En 2018, auteurs et éditeurs ont eu à coeur d’offrir des narrations diversifiées, explorant de l’intérieur les questions cruciales de genre, de sexe et de race.

Quelques mois après l’apparition du hashtag #MeToo, les publications marquées de revendications féministes ont été nombreuses. Outre Libère-toi, cyborg ! (Cambourakis), qui a donné à découvrir des autrices et héroïnes fortes de science-fiction, on songe à l’essai Ces hommes qui m’expliquent la vie (L’Olivier) de Rebecca Solnit décryptant le mansplaining.
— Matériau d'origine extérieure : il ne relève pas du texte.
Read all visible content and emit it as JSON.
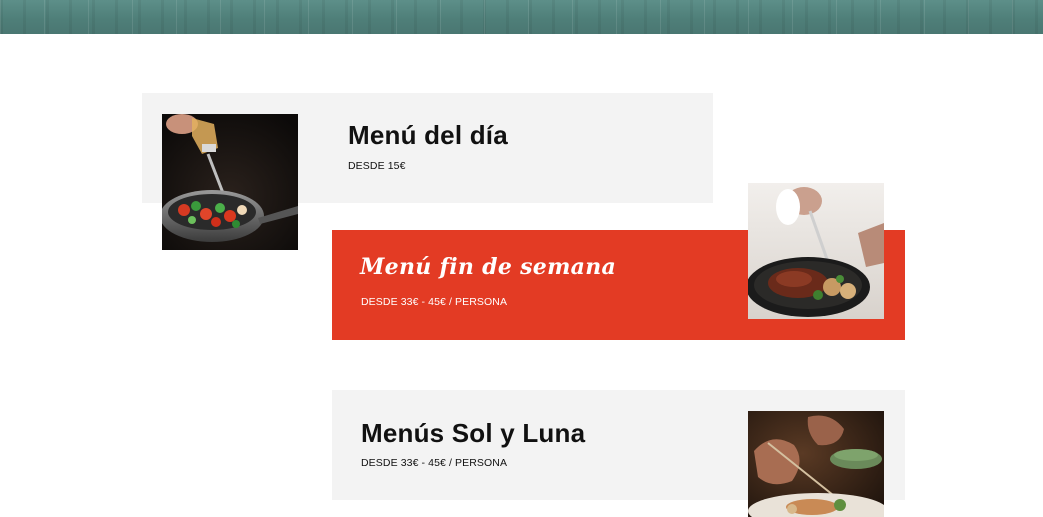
{
  "menus": [
    {
      "title": "Menú del día",
      "price": "DESDE 15€",
      "image": "vegetable-stirfry-pan-photo"
    },
    {
      "title": "Menú fin de semana",
      "price": "DESDE 33€ - 45€ / PERSONA",
      "image": "steak-pan-photo",
      "accent": "#e33b24"
    },
    {
      "title": "Menús Sol y Luna",
      "price": "DESDE 33€ - 45€ / PERSONA",
      "image": "plated-dish-photo"
    }
  ],
  "colors": {
    "banner": "#4f7f79",
    "card_bg": "#f3f3f3",
    "accent": "#e33b24"
  }
}
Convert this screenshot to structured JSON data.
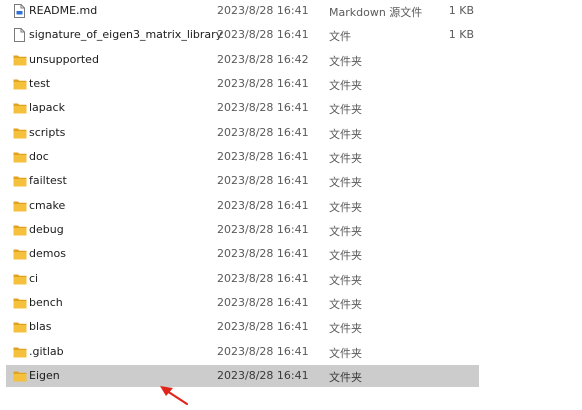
{
  "files": [
    {
      "name": "README.md",
      "date": "2023/8/28 16:41",
      "type": "Markdown 源文件",
      "size": "1 KB",
      "icon": "markdown-file-icon",
      "selected": false
    },
    {
      "name": "signature_of_eigen3_matrix_library",
      "date": "2023/8/28 16:41",
      "type": "文件",
      "size": "1 KB",
      "icon": "file-icon",
      "selected": false
    },
    {
      "name": "unsupported",
      "date": "2023/8/28 16:42",
      "type": "文件夹",
      "size": "",
      "icon": "folder-icon",
      "selected": false
    },
    {
      "name": "test",
      "date": "2023/8/28 16:41",
      "type": "文件夹",
      "size": "",
      "icon": "folder-icon",
      "selected": false
    },
    {
      "name": "lapack",
      "date": "2023/8/28 16:41",
      "type": "文件夹",
      "size": "",
      "icon": "folder-icon",
      "selected": false
    },
    {
      "name": "scripts",
      "date": "2023/8/28 16:41",
      "type": "文件夹",
      "size": "",
      "icon": "folder-icon",
      "selected": false
    },
    {
      "name": "doc",
      "date": "2023/8/28 16:41",
      "type": "文件夹",
      "size": "",
      "icon": "folder-icon",
      "selected": false
    },
    {
      "name": "failtest",
      "date": "2023/8/28 16:41",
      "type": "文件夹",
      "size": "",
      "icon": "folder-icon",
      "selected": false
    },
    {
      "name": "cmake",
      "date": "2023/8/28 16:41",
      "type": "文件夹",
      "size": "",
      "icon": "folder-icon",
      "selected": false
    },
    {
      "name": "debug",
      "date": "2023/8/28 16:41",
      "type": "文件夹",
      "size": "",
      "icon": "folder-icon",
      "selected": false
    },
    {
      "name": "demos",
      "date": "2023/8/28 16:41",
      "type": "文件夹",
      "size": "",
      "icon": "folder-icon",
      "selected": false
    },
    {
      "name": "ci",
      "date": "2023/8/28 16:41",
      "type": "文件夹",
      "size": "",
      "icon": "folder-icon",
      "selected": false
    },
    {
      "name": "bench",
      "date": "2023/8/28 16:41",
      "type": "文件夹",
      "size": "",
      "icon": "folder-icon",
      "selected": false
    },
    {
      "name": "blas",
      "date": "2023/8/28 16:41",
      "type": "文件夹",
      "size": "",
      "icon": "folder-icon",
      "selected": false
    },
    {
      "name": ".gitlab",
      "date": "2023/8/28 16:41",
      "type": "文件夹",
      "size": "",
      "icon": "folder-icon",
      "selected": false
    },
    {
      "name": "Eigen",
      "date": "2023/8/28 16:41",
      "type": "文件夹",
      "size": "",
      "icon": "folder-icon",
      "selected": true
    }
  ],
  "colors": {
    "folder": "#f5c13d",
    "folder_dark": "#e0a21f",
    "selection": "#cccccc",
    "annotation_arrow": "#e0261b"
  }
}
Du côté de la fiction, Que le diable m’emporte, de Mary Maclane (Editions du sous-sol), et Mais leurs yeux dardaient sur Dieu de Zora Neale Hurston (Zulma), textes rédigés respectivement en 1902 et 1937 et idéalement réédités, ont soufflé un vent salutaire d’affirmation de soi depuis des époques où c’était jugé subversif.
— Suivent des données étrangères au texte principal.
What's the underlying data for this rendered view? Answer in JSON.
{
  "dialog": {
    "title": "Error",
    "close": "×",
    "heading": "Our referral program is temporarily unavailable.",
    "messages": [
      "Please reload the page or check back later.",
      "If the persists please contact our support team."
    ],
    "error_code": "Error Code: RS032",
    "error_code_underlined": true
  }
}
Publié en janvier, Les Argonautes de Maggie Nelson (Editions du sous-sol) est un texte éminemment intime qui, en interrogeant la famille à travers le prisme du genre (l’autrice est mariée au vidéaste queer Harry, autrefois Harriet), se faisait politique. On peut en dire autant de Darling Days (Seuil) de iO Tillett Wright, roman autofictionnel qui a scruté la relation de l’auteur, revendiqué genderfluid dès l’enfance, et de sa mère, flamboyante mais toxique, dans le New York des années 1970. A la rentrée, la Française Emmanuelle Bayamack-Tam proposait avec Arcadie une exploration des terreaux queer et freak. Dernières lettres de Montmartre de Qiu Miaojin (Notabilia) ou Sous les branches de l’udala de Chinelo Okparanta (Belfond) déplaçaient, quant à eux, la question LGBT dans la culture taïwanaise ou dans le Nigeria des années 1960, deux territoires et temporalités où être une femme qui aime les femmes ne va pas de soi.
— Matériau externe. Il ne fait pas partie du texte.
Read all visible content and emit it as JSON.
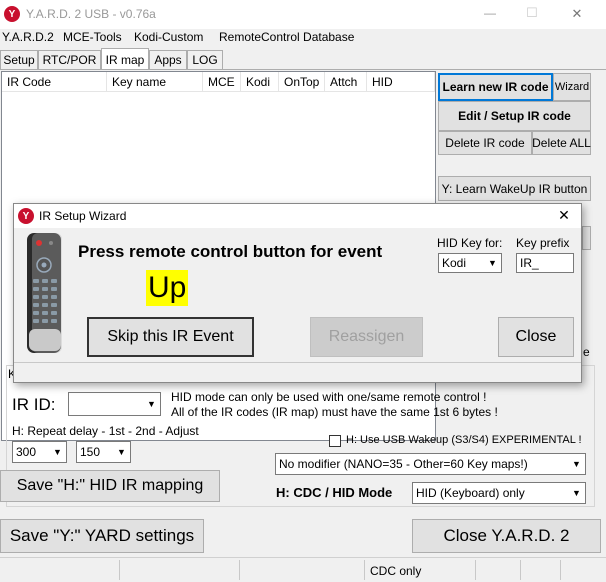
{
  "window": {
    "title": "Y.A.R.D. 2 USB - v0.76a",
    "minimize_glyph": "—",
    "maximize_glyph": "☐",
    "close_glyph": "✕"
  },
  "menu": [
    "Y.A.R.D.2",
    "MCE-Tools",
    "Kodi-Custom",
    "RemoteControl Database"
  ],
  "tabs": [
    "Setup",
    "RTC/POR",
    "IR map",
    "Apps",
    "LOG"
  ],
  "active_tab": "IR map",
  "ir_table": {
    "columns": [
      "IR Code",
      "Key name",
      "MCE",
      "Kodi",
      "OnTop",
      "Attch",
      "HID"
    ],
    "rows": []
  },
  "right_panel": {
    "learn_new": "Learn new IR code",
    "wizard": "Wizard",
    "edit_setup": "Edit / Setup IR code",
    "delete_ir": "Delete IR code",
    "delete_all": "Delete ALL",
    "learn_wakeup": "Y: Learn WakeUp IR button"
  },
  "dialog": {
    "title": "IR Setup Wizard",
    "close_glyph": "✕",
    "prompt": "Press remote control button for event",
    "event_name": "Up",
    "hid_key_for_label": "HID Key for:",
    "hid_key_for_value": "Kodi",
    "key_prefix_label": "Key prefix",
    "key_prefix_value": "IR_",
    "skip_button": "Skip this IR Event",
    "reassign_button": "Reassigen",
    "close_button": "Close"
  },
  "hid_section": {
    "ir_id_label": "IR ID:",
    "ir_id_value": "",
    "info_line1": "HID mode can only be used with one/same remote control !",
    "info_line2": "All of the IR codes (IR map) must have the same 1st 6 bytes !",
    "repeat_label": "H: Repeat delay - 1st - 2nd - Adjust",
    "repeat_first": "300",
    "repeat_second": "150",
    "usb_wakeup_label": "H: Use USB Wakeup (S3/S4) EXPERIMENTAL !",
    "modifier_value": "No  modifier (NANO=35 - Other=60 Key maps!)",
    "save_hid_button": "Save \"H:\" HID IR mapping",
    "cdc_hid_label": "H: CDC / HID Mode",
    "cdc_hid_value": "HID  (Keyboard) only",
    "partial_letter": "K"
  },
  "bottom": {
    "save_yard": "Save \"Y:\" YARD settings",
    "close_yard": "Close Y.A.R.D. 2"
  },
  "statusbar": {
    "cdc": "CDC only"
  },
  "colors": {
    "accent": "#0078d7",
    "event_highlight": "#ffff00",
    "app_icon": "#c8102e"
  }
}
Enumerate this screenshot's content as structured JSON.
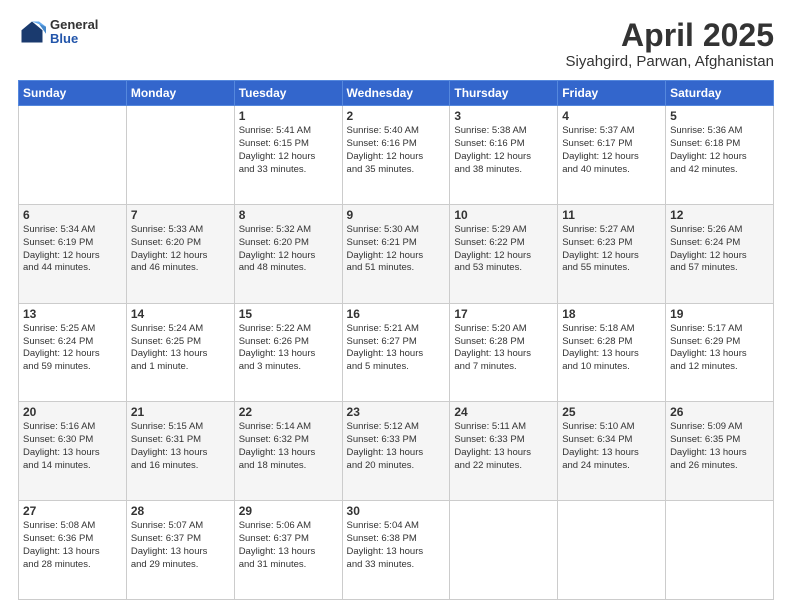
{
  "header": {
    "logo_general": "General",
    "logo_blue": "Blue",
    "title": "April 2025",
    "subtitle": "Siyahgird, Parwan, Afghanistan"
  },
  "days_of_week": [
    "Sunday",
    "Monday",
    "Tuesday",
    "Wednesday",
    "Thursday",
    "Friday",
    "Saturday"
  ],
  "weeks": [
    [
      {
        "day": "",
        "content": ""
      },
      {
        "day": "",
        "content": ""
      },
      {
        "day": "1",
        "content": "Sunrise: 5:41 AM\nSunset: 6:15 PM\nDaylight: 12 hours\nand 33 minutes."
      },
      {
        "day": "2",
        "content": "Sunrise: 5:40 AM\nSunset: 6:16 PM\nDaylight: 12 hours\nand 35 minutes."
      },
      {
        "day": "3",
        "content": "Sunrise: 5:38 AM\nSunset: 6:16 PM\nDaylight: 12 hours\nand 38 minutes."
      },
      {
        "day": "4",
        "content": "Sunrise: 5:37 AM\nSunset: 6:17 PM\nDaylight: 12 hours\nand 40 minutes."
      },
      {
        "day": "5",
        "content": "Sunrise: 5:36 AM\nSunset: 6:18 PM\nDaylight: 12 hours\nand 42 minutes."
      }
    ],
    [
      {
        "day": "6",
        "content": "Sunrise: 5:34 AM\nSunset: 6:19 PM\nDaylight: 12 hours\nand 44 minutes."
      },
      {
        "day": "7",
        "content": "Sunrise: 5:33 AM\nSunset: 6:20 PM\nDaylight: 12 hours\nand 46 minutes."
      },
      {
        "day": "8",
        "content": "Sunrise: 5:32 AM\nSunset: 6:20 PM\nDaylight: 12 hours\nand 48 minutes."
      },
      {
        "day": "9",
        "content": "Sunrise: 5:30 AM\nSunset: 6:21 PM\nDaylight: 12 hours\nand 51 minutes."
      },
      {
        "day": "10",
        "content": "Sunrise: 5:29 AM\nSunset: 6:22 PM\nDaylight: 12 hours\nand 53 minutes."
      },
      {
        "day": "11",
        "content": "Sunrise: 5:27 AM\nSunset: 6:23 PM\nDaylight: 12 hours\nand 55 minutes."
      },
      {
        "day": "12",
        "content": "Sunrise: 5:26 AM\nSunset: 6:24 PM\nDaylight: 12 hours\nand 57 minutes."
      }
    ],
    [
      {
        "day": "13",
        "content": "Sunrise: 5:25 AM\nSunset: 6:24 PM\nDaylight: 12 hours\nand 59 minutes."
      },
      {
        "day": "14",
        "content": "Sunrise: 5:24 AM\nSunset: 6:25 PM\nDaylight: 13 hours\nand 1 minute."
      },
      {
        "day": "15",
        "content": "Sunrise: 5:22 AM\nSunset: 6:26 PM\nDaylight: 13 hours\nand 3 minutes."
      },
      {
        "day": "16",
        "content": "Sunrise: 5:21 AM\nSunset: 6:27 PM\nDaylight: 13 hours\nand 5 minutes."
      },
      {
        "day": "17",
        "content": "Sunrise: 5:20 AM\nSunset: 6:28 PM\nDaylight: 13 hours\nand 7 minutes."
      },
      {
        "day": "18",
        "content": "Sunrise: 5:18 AM\nSunset: 6:28 PM\nDaylight: 13 hours\nand 10 minutes."
      },
      {
        "day": "19",
        "content": "Sunrise: 5:17 AM\nSunset: 6:29 PM\nDaylight: 13 hours\nand 12 minutes."
      }
    ],
    [
      {
        "day": "20",
        "content": "Sunrise: 5:16 AM\nSunset: 6:30 PM\nDaylight: 13 hours\nand 14 minutes."
      },
      {
        "day": "21",
        "content": "Sunrise: 5:15 AM\nSunset: 6:31 PM\nDaylight: 13 hours\nand 16 minutes."
      },
      {
        "day": "22",
        "content": "Sunrise: 5:14 AM\nSunset: 6:32 PM\nDaylight: 13 hours\nand 18 minutes."
      },
      {
        "day": "23",
        "content": "Sunrise: 5:12 AM\nSunset: 6:33 PM\nDaylight: 13 hours\nand 20 minutes."
      },
      {
        "day": "24",
        "content": "Sunrise: 5:11 AM\nSunset: 6:33 PM\nDaylight: 13 hours\nand 22 minutes."
      },
      {
        "day": "25",
        "content": "Sunrise: 5:10 AM\nSunset: 6:34 PM\nDaylight: 13 hours\nand 24 minutes."
      },
      {
        "day": "26",
        "content": "Sunrise: 5:09 AM\nSunset: 6:35 PM\nDaylight: 13 hours\nand 26 minutes."
      }
    ],
    [
      {
        "day": "27",
        "content": "Sunrise: 5:08 AM\nSunset: 6:36 PM\nDaylight: 13 hours\nand 28 minutes."
      },
      {
        "day": "28",
        "content": "Sunrise: 5:07 AM\nSunset: 6:37 PM\nDaylight: 13 hours\nand 29 minutes."
      },
      {
        "day": "29",
        "content": "Sunrise: 5:06 AM\nSunset: 6:37 PM\nDaylight: 13 hours\nand 31 minutes."
      },
      {
        "day": "30",
        "content": "Sunrise: 5:04 AM\nSunset: 6:38 PM\nDaylight: 13 hours\nand 33 minutes."
      },
      {
        "day": "",
        "content": ""
      },
      {
        "day": "",
        "content": ""
      },
      {
        "day": "",
        "content": ""
      }
    ]
  ]
}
A une époque où une droite extrême fait plus que s’esquisser, des Etats-Unis au Brésil en passant par l’Italie et l’Autriche, certains auteurs interrogent les méfaits de systèmes où le rejet de l’autre est (devenu) structurel. C’est le cas de Jennifer Richard, qui, dans le roman Il est à toi ce beau pays, a dressé une fresque ambitieuse et terrible de la colonisation au xxe siècle sur trois continents. Ou de Reni Eddo Lodge, journaliste et essayiste britannique qui, avec l’essai Le racisme est un problème de Blancs (Autrement), passait au crible le white privilege. En 2019, ouvrir la voix (et la voie) restera plus que jamais un enjeu majeur.